«Согласитесь, – иронизирует он, – редко приходилось вам испытывать такую страшную скуку, какая производится чтением нашей статьи, весь характер которой выражается такою формулой: бе – а–ба, бе – а–ба, баба». Но поглядите, какою роскошью аргументов обставляет он свои «трюизмы», – бросаясь от биологии к лингвистике, от истории – к химии, от политической экономии – к технике «ручного оружия». Не слишком ли это много, чтобы доказать, что бе – а–ба. И действительно, присмотревшись к его двум основным заключениям, резюмирующим всю статью, вы видите, что тут всего менее приложим термин «трюизм». Вот эти два заключения в их подлинном виде: «1) Высшая ступень развития по форме совпадает с его началом. 2) Под влиянием высокого развития, которого известное явление общественной жизни достигло у передовых народов, это явление может у других народов развиваться очень быстро, подниматься с низшей ступени прямо на высшую, минуя средние логические моменты». У русского народа есть поземельная община – остаток древнейшего коммунизма: он поэтому ближе к коммунизму позднейшему, нежели народ, утративший общину.
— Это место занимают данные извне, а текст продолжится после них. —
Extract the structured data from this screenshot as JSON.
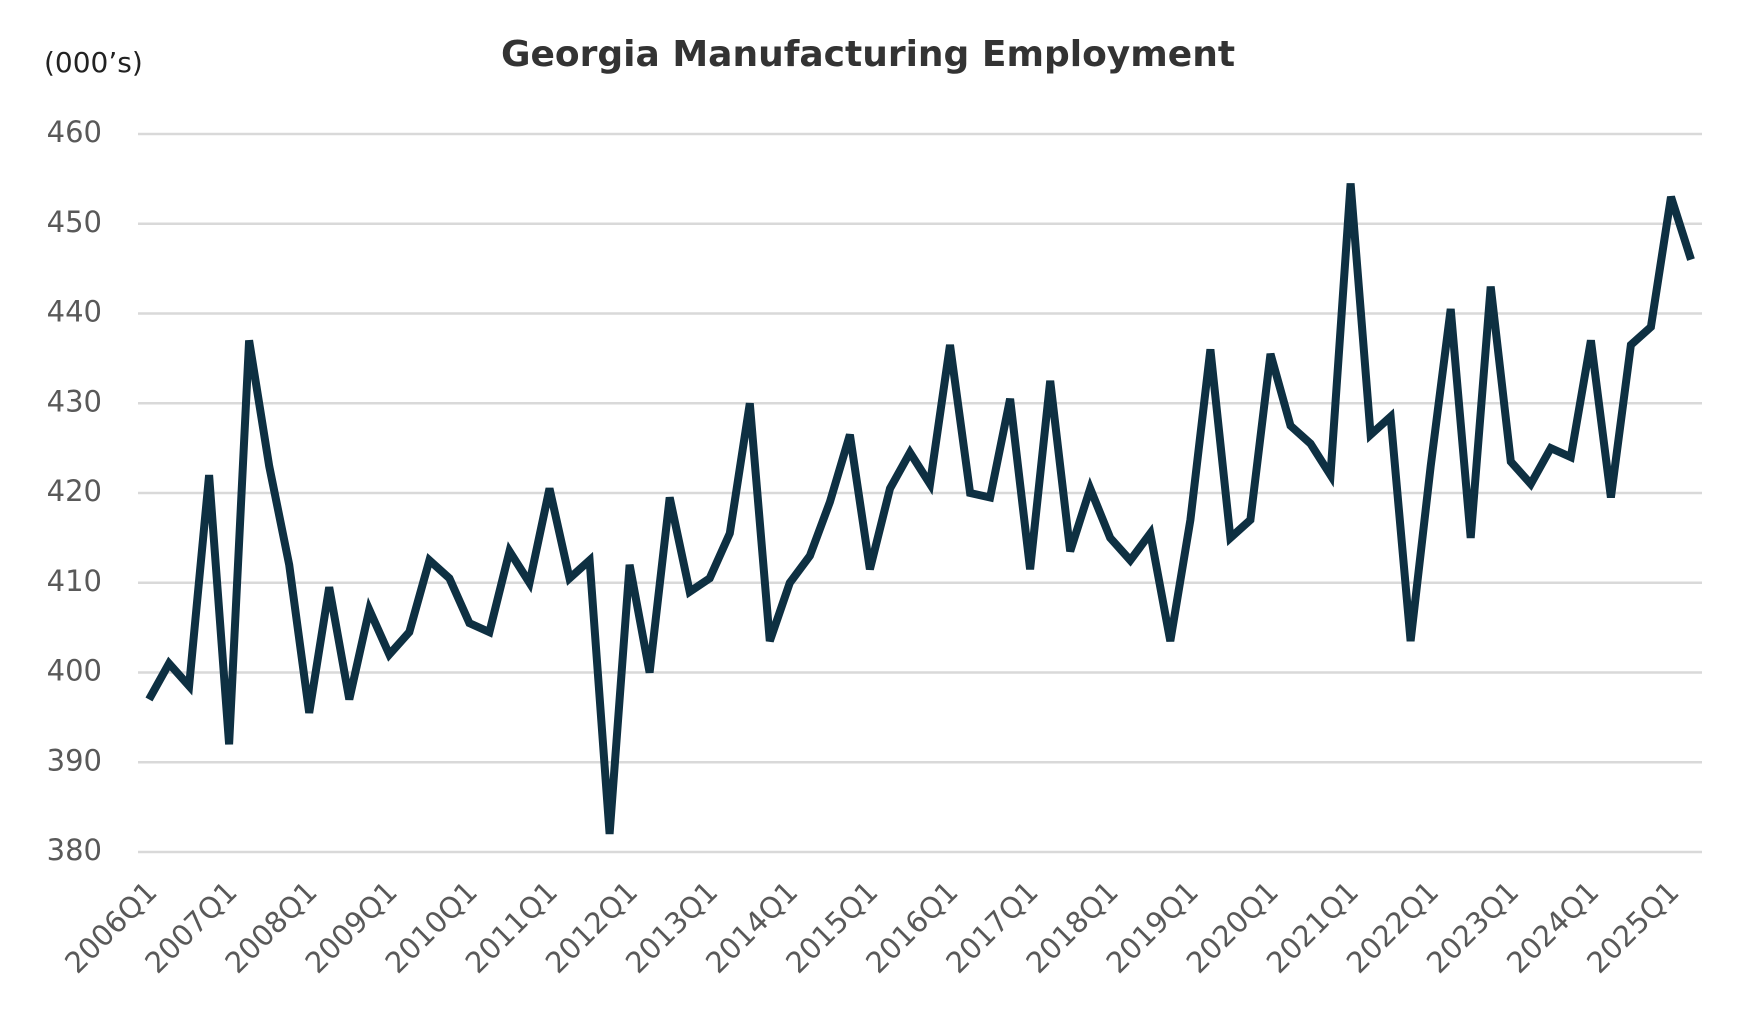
{
  "chart_data": {
    "type": "line",
    "title": "Georgia Manufacturing Employment",
    "y_axis_label": "(000’s)",
    "categories": [
      "2006Q1",
      null,
      null,
      null,
      "2007Q1",
      null,
      null,
      null,
      "2008Q1",
      null,
      null,
      null,
      "2009Q1",
      null,
      null,
      null,
      "2010Q1",
      null,
      null,
      null,
      "2011Q1",
      null,
      null,
      null,
      "2012Q1",
      null,
      null,
      null,
      "2013Q1",
      null,
      null,
      null,
      "2014Q1",
      null,
      null,
      null,
      "2015Q1",
      null,
      null,
      null,
      "2016Q1",
      null,
      null,
      null,
      "2017Q1",
      null,
      null,
      null,
      "2018Q1",
      null,
      null,
      null,
      "2019Q1",
      null,
      null,
      null,
      "2020Q1",
      null,
      null,
      null,
      "2021Q1",
      null,
      null,
      null,
      "2022Q1",
      null,
      null,
      null,
      "2023Q1",
      null,
      null,
      null,
      "2024Q1",
      null,
      null,
      null,
      "2025Q1",
      null
    ],
    "values": [
      397,
      401,
      398.5,
      422,
      392,
      437,
      423,
      412,
      395.5,
      409.5,
      397,
      407,
      402,
      404.5,
      412.5,
      410.5,
      405.5,
      404.5,
      413.5,
      410,
      420.5,
      410.5,
      412.5,
      382,
      412,
      400,
      419.5,
      409,
      410.5,
      415.5,
      430,
      403.5,
      410,
      413,
      419,
      426.5,
      411.5,
      420.5,
      424.5,
      421,
      436.5,
      420,
      419.5,
      430.5,
      411.5,
      432.5,
      413.5,
      420.5,
      415,
      412.5,
      415.5,
      403.5,
      417,
      436,
      415,
      417,
      435.5,
      427.5,
      425.5,
      422,
      454.5,
      426.5,
      428.5,
      403.5,
      423,
      440.5,
      415,
      443,
      423.5,
      421,
      425,
      424,
      437,
      419.5,
      436.5,
      438.5,
      453,
      446
    ],
    "color": "#0e3042",
    "ylim": [
      380,
      460
    ],
    "yticks": [
      380,
      390,
      400,
      410,
      420,
      430,
      440,
      450,
      460
    ],
    "grid": true
  }
}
Притом развитие русского народа пойдет несравненно быстрее, чем шло развитие Западной Европы: «История, как бабушка, страшно любит младших внучат». Стало быть, бе – а–ба – у нас коммунизм не только возможен, но более возможен, чем в Западной Европе.
Ход аргументации Герцена настолько похож (оставляя в стороне художественный момент), что невольно является мысль о взаимодействии (при этом нужно заметить, что Герцен писал позже Чернышевского). «Ученый друг, приходивший возмущать покой моей берлоги, принимает, как ты видел, за несомненный факт, за неизменный физиологический закон, что если русские принадлежат к европейской семье, то им предстоит та же дорога и то же развитие, которое совершено романо – германскими народами; но в своде физиологических законов такого параграфа не имеется…»
«Общий план развития допускает бесконечное число вариаций непредвидимых, как хобот слона, как горб верблюда. Чего и чего ни развилось на одну тему: собаки, волки, лисицы, гончие, борзые, водолазы, моськи… Общее происхождение нисколько не обусловливает одинаковость биографий; Каин и Авель, Ромул и Рем были родные братья, а какие разные карьеры сделали! То же самое во всех нравственных родах или общениях. Все христианское имеет сходные черты в устройстве семьи, церкви и проч., но нельзя сказать, чтоб судьба английских протестантов была очень сходна с судьбой абиссинских христиан, или чтоб очень католическая австрийская армия была похожа на чрезвычайно православных монахов Афонской горы. Что утка не дышит жабрами – это верно; еще вернее, что кварц не летает, как колибри. Впрочем, ты верно знаешь, а ученый друг не знает, что в жизни утки была минута колебания, когда аорта не загибалась своим стержнем вниз, а ветвилась с притязанием на жабры, но, имея физиологическое предание, привычку и возможность развиться, утка не останавливалась на беднейшем строении органа дыхания и переходила к легким».
«Это значит просто – напросто, что рыба приладилась к условиям водяной жизни и далее жабр не идет, а утка идет. Но почему же это рыбье дыхание должно сдунуть мое воззрение, этого я не понимаю. Мне кажется, что оно, напротив, объясняет его. Genus «europeum» есть народы, состарившиеся без полного развития мещанства (кельты, некоторые части Испании, южной Италии и пр.), есть другие, которым мещанство так идет, как вода жабрам, – отчего же не быть и такому народу, для которого мещанство будет переходным, неудовлетворительным состоянием, как жабры для утки».
Физиология тут ни при чем, конечно, – но, помимо этой отрыжки сороковых годов, в аргументации Герцена много верного. Не уходя далеко от русской истории, мы найдем случаи, когда явления, необходимые в цепи развития, оставались у одного народа в зачаточной, едва заметной форме, тогда как в жизни других народов те же явления играли выдающуюся роль. Так было у нас с городским ремеслом. Всюду обрабатывающая промышленность в промежутке между деревенским ремеслом и мануфактурой прошла эту стадию. Самые яркие страницы в истории западноевропейского города связаны с расцветом именно цехового ремесла. У нас в России эта стадия тоже была – но она едва наметилась. Наши «цеховые» всего менее могли когда бы то ни было притязать на политическую роль. От деревенского кустаря мы сразу перешли даже не к мануфактуре, этой зачаточной форме крупного производства, а прямо к фабрике.
Правильно и то, что одни и те же законы развития в разной обстановке дают эффекты, мало похожие друг на друга: в капиталистической Англии крестьянство исчезло как социальная категория, в не менее капиталистической Германии то же крестьянство не обнаруживает никакой тенденции к «вымиранию».